Although mid-tier names like Danny Duffy and Kyle Gibson could’ve taken the last spot on this list, there’s been plenty about them so far this season. One name that hasn’t been talked about nearly as much is Tyler Anderson, who has been one of the Pirates’ best starters and is a valuable asset for teams in the playoff hunt. Anderson’s first year in Pittsburg has been his best season since 2018 when he was a member of the Colorado Rockies. The Pirates aren’t in any position to hold on to Anderson, as he’s an expiring contract and they are in last place in the NL Central.
Anderson had an up-and-down tenure in Colorado, ending on a sour note with a terrible showing in 2019. Last year, he had a 4.37 ERA and 4.36 FIP in 59.2 innings, but his 6.1% HR/FB%, 5.93 xFIP, and 5.69 SIERA showed some room for concern. He signed a one-year, $2.5M contract with Pittsburgh in the offseason, and has had one of the best years of his career. In 2021, Anderson has thrown 103.1 innings in 18 starts, posting league-average rate stats. He has a 4.35 ERA, 4.26 FIP, 4.41 xFIP, and 4.42 SIERA on the season.

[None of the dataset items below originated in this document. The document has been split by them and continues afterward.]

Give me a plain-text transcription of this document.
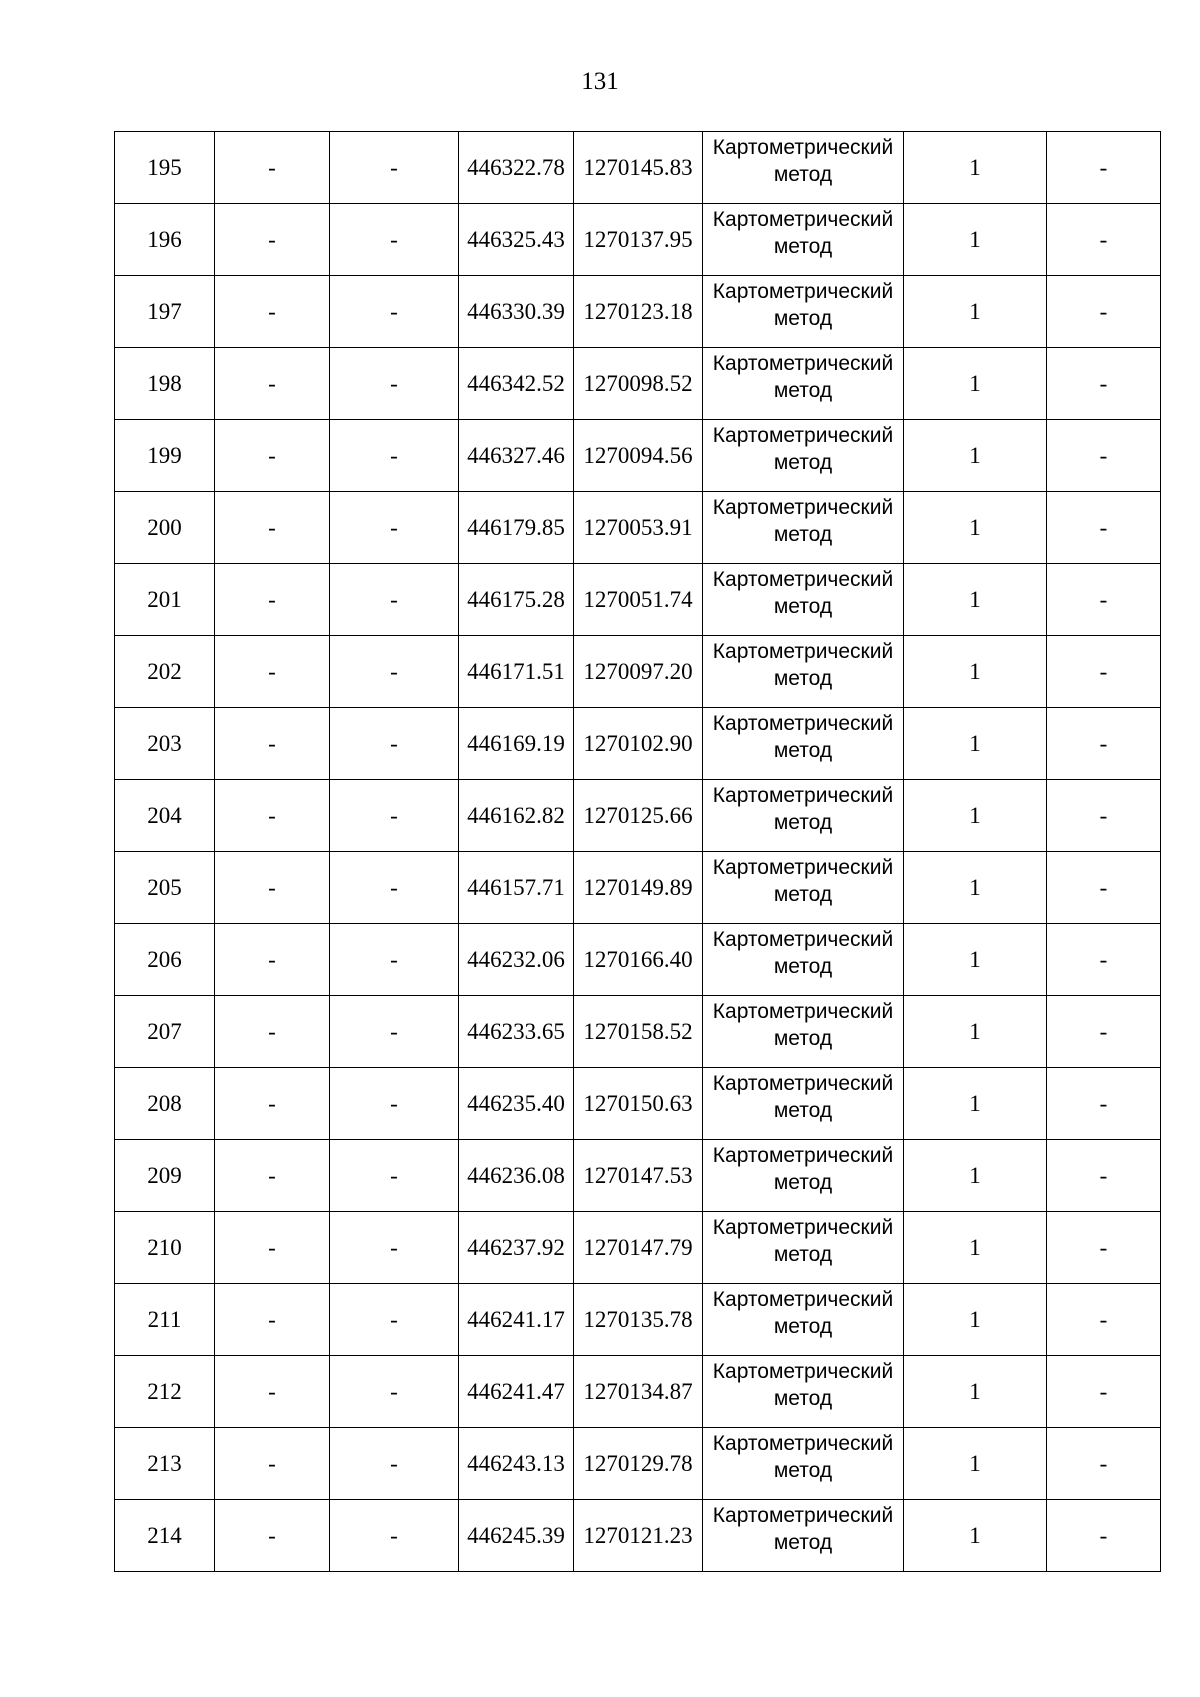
131
195	-	-	446322.78	1270145.83	Картометрический
метод	1	-
196	-	-	446325.43	1270137.95	Картометрический
метод	1	-
197	-	-	446330.39	1270123.18	Картометрический
метод	1	-
198	-	-	446342.52	1270098.52	Картометрический
метод	1	-
199	-	-	446327.46	1270094.56	Картометрический
метод	1	-
200	-	-	446179.85	1270053.91	Картометрический
метод	1	-
201	-	-	446175.28	1270051.74	Картометрический
метод	1	-
202	-	-	446171.51	1270097.20	Картометрический
метод	1	-
203	-	-	446169.19	1270102.90	Картометрический
метод	1	-
204	-	-	446162.82	1270125.66	Картометрический
метод	1	-
205	-	-	446157.71	1270149.89	Картометрический
метод	1	-
206	-	-	446232.06	1270166.40	Картометрический
метод	1	-
207	-	-	446233.65	1270158.52	Картометрический
метод	1	-
208	-	-	446235.40	1270150.63	Картометрический
метод	1	-
209	-	-	446236.08	1270147.53	Картометрический
метод	1	-
210	-	-	446237.92	1270147.79	Картометрический
метод	1	-
211	-	-	446241.17	1270135.78	Картометрический
метод	1	-
212	-	-	446241.47	1270134.87	Картометрический
метод	1	-
213	-	-	446243.13	1270129.78	Картометрический
метод	1	-
214	-	-	446245.39	1270121.23	Картометрический
метод	1	-
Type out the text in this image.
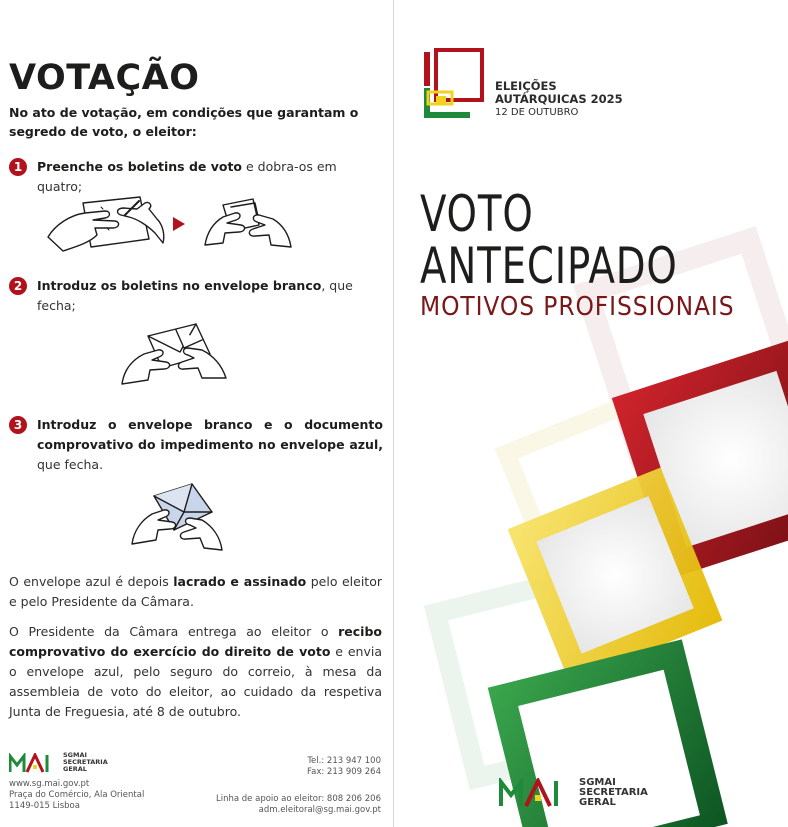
VOTAÇÃO
No ato de votação, em condições que garantam o segredo de voto, o eleitor:
1	Preenche os boletins de voto e dobra-os em quatro;
2	Introduz os boletins no envelope branco, que fecha;
3	Introduz o envelope branco e o documento comprovativo do impedimento no envelope azul, que fecha.
O envelope azul é depois lacrado e assinado pelo eleitor e pelo Presidente da Câmara.
O Presidente da Câmara entrega ao eleitor o recibo comprovativo do exercício do direito de voto e envia o envelope azul, pelo seguro do correio, à mesa da assembleia de voto do eleitor, ao cuidado da respetiva Junta de Freguesia, até 8 de outubro.
SGMAI
SECRETARIA
GERAL
www.sg.mai.gov.pt
Praça do Comércio, Ala Oriental
1149-015 Lisboa
Tel.: 213 947 100
Fax: 213 909 264
Linha de apoio ao eleitor: 808 206 206
adm.eleitoral@sg.mai.gov.pt
ELEIÇÕES
AUTÁRQUICAS 2025
12 DE OUTUBRO
VOTO
ANTECIPADO
MOTIVOS PROFISSIONAIS
SGMAI
SECRETARIA
GERAL
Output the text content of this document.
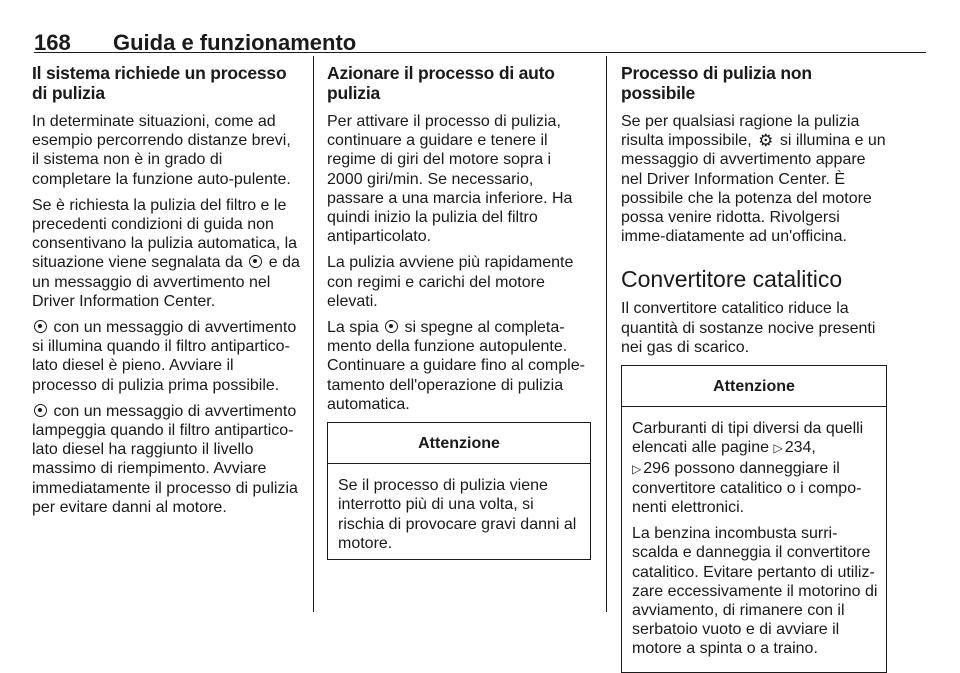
168 Guida e funzionamento
Il sistema richiede un processo di pulizia

In determinate situazioni, come ad esempio percorrendo distanze brevi, il sistema non è in grado di completare la funzione auto-pulente.

Se è richiesta la pulizia del filtro e le precedenti condizioni di guida non consentivano la pulizia automatica, la situazione viene segnalata da e da un messaggio di avvertimento nel Driver Information Center.

con un messaggio di avvertimento si illumina quando il filtro antipartico-lato diesel è pieno. Avviare il processo di pulizia prima possibile.

con un messaggio di avvertimento lampeggia quando il filtro antipartico-lato diesel ha raggiunto il livello massimo di riempimento. Avviare immediatamente il processo di pulizia per evitare danni al motore.

Azionare il processo di auto pulizia

Per attivare il processo di pulizia, continuare a guidare e tenere il regime di giri del motore sopra i 2000 giri/min. Se necessario, passare a una marcia inferiore. Ha quindi inizio la pulizia del filtro antiparticolato.

La pulizia avviene più rapidamente con regimi e carichi del motore elevati.

La spia si spegne al completa-mento della funzione autopulente. Continuare a guidare fino al comple-tamento dell'operazione di pulizia automatica.

Attenzione
Se il processo di pulizia viene interrotto più di una volta, si rischia di provocare gravi danni al motore.
Processo di pulizia non possibile

Se per qualsiasi ragione la pulizia risulta impossibile, ⚙ si illumina e un messaggio di avvertimento appare nel Driver Information Center. È possibile che la potenza del motore possa venire ridotta. Rivolgersi imme-diatamente ad un'officina.

Convertitore catalitico

Il convertitore catalitico riduce la quantità di sostanze nocive presenti nei gas di scarico.

Attenzione

Carburanti di tipi diversi da quelli elencati alle pagine ▷ 234,
▷ 296 possono danneggiare il convertitore catalitico o i compo-nenti elettronici.

La benzina incombusta surri-scalda e danneggia il convertitore catalitico. Evitare pertanto di utiliz-zare eccessivamente il motorino di avviamento, di rimanere con il serbatoio vuoto e di avviare il motore a spinta o a traino.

Anderson is on the cheapest contract of the three, and it also expires at the end of the season. He’s projected for another 0.6 fWAR by Steamer, and would only be paid about $1M by his new team, which would be another bargain. He has upped his cutter usage this year, and it’s been his best pitch, as he has a -4 run value with the pitch. There’s also potential for a new team to figure out Anderson, especially if he ends up somewhere like Houston, Tampa Bay, or back in San Francisco.